Erfolgreiche Teams durch
Psychologische Sicherheit
Was macht erfolgreiche Teams aus? Diese Frage stellte sich auch Google in seiner groß angelegten internen Studie „Project Aristotle“. Die überraschende Antwort: Nicht vor allem Fachwissen oder Zielorientierung entscheiden über den Erfolg eines Teams, sondern psychologische Sicherheit.
Amy Edmondson, Professorin an der Harvard Business School, beschreibt psychologische Sicherheit als die Überzeugung eines jeden Teammitglieds, dass es sicher ist, Risiken einzugehen, Fragen zu stellen, Fehler zuzugeben, auch ungewöhnliche Ideen einzubringen und vielleicht auch "die heiligen Kühe" infrage zu stellen, ohne benachteiligt, beschämt oder bestraft zu werden.

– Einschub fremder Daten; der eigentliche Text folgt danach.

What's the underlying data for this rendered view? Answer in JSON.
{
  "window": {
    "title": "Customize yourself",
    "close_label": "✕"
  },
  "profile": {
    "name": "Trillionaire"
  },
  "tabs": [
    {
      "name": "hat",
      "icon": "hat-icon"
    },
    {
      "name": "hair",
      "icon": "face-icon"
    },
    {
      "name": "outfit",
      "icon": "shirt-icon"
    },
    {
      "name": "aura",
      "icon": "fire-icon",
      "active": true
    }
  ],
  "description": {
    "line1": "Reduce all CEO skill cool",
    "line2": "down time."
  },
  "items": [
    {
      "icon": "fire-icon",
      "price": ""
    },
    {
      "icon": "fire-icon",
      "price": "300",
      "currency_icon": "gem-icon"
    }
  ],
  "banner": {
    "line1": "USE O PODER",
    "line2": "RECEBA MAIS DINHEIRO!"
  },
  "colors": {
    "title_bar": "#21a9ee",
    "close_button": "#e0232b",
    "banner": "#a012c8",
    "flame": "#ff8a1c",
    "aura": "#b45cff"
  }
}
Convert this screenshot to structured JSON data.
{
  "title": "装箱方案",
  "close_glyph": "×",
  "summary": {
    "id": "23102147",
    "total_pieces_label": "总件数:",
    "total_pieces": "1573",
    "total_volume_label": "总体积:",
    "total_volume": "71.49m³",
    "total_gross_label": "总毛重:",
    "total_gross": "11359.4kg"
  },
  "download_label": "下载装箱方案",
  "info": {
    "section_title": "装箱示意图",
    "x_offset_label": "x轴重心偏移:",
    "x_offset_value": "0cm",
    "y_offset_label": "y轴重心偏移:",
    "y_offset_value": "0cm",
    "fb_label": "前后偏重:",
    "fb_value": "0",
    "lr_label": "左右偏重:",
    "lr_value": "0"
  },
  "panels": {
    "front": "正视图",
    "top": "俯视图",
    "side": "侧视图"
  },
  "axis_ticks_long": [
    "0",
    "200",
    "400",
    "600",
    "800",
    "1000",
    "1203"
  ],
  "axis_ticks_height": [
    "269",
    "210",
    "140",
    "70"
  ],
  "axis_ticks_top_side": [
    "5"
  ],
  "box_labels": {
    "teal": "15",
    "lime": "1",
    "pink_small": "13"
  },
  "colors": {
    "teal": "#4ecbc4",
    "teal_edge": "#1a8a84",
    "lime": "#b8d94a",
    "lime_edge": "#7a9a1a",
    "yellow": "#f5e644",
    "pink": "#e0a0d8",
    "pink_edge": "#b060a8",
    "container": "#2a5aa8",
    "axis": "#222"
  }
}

Es geht um Fehlerkultur statt Angstkultur. In vielen Organisationen gilt immer noch die Annahme, Fehler sind ein Zeichen von Schwäche. Kritik wird als persönlicher Angriff gewertet, Zurückhaltung im Gegenzug belohnt. In einem solchen "Biotop" bleibt wertvolles Wissen auf der Strecke. Mitarbeitende vermeiden es, Probleme anzusprechen oder Verbesserungsvorschläge zu machen, aus Angst, unangenehm aufzufallen. Die Folge sind stockende Innovationen, schwelende Konflikte, Mitarbeitende fühlen sich demotiviert und Teams verlieren an Wirksamkeit.
Psychologische Sicherheit schafft hier einen Gegenentwurf. Sie ermöglicht gemeinsames Lernen, Offenheit und Vertrauen und fördert so Zusammenarbeit, Kreativität und nachhaltige Leistung.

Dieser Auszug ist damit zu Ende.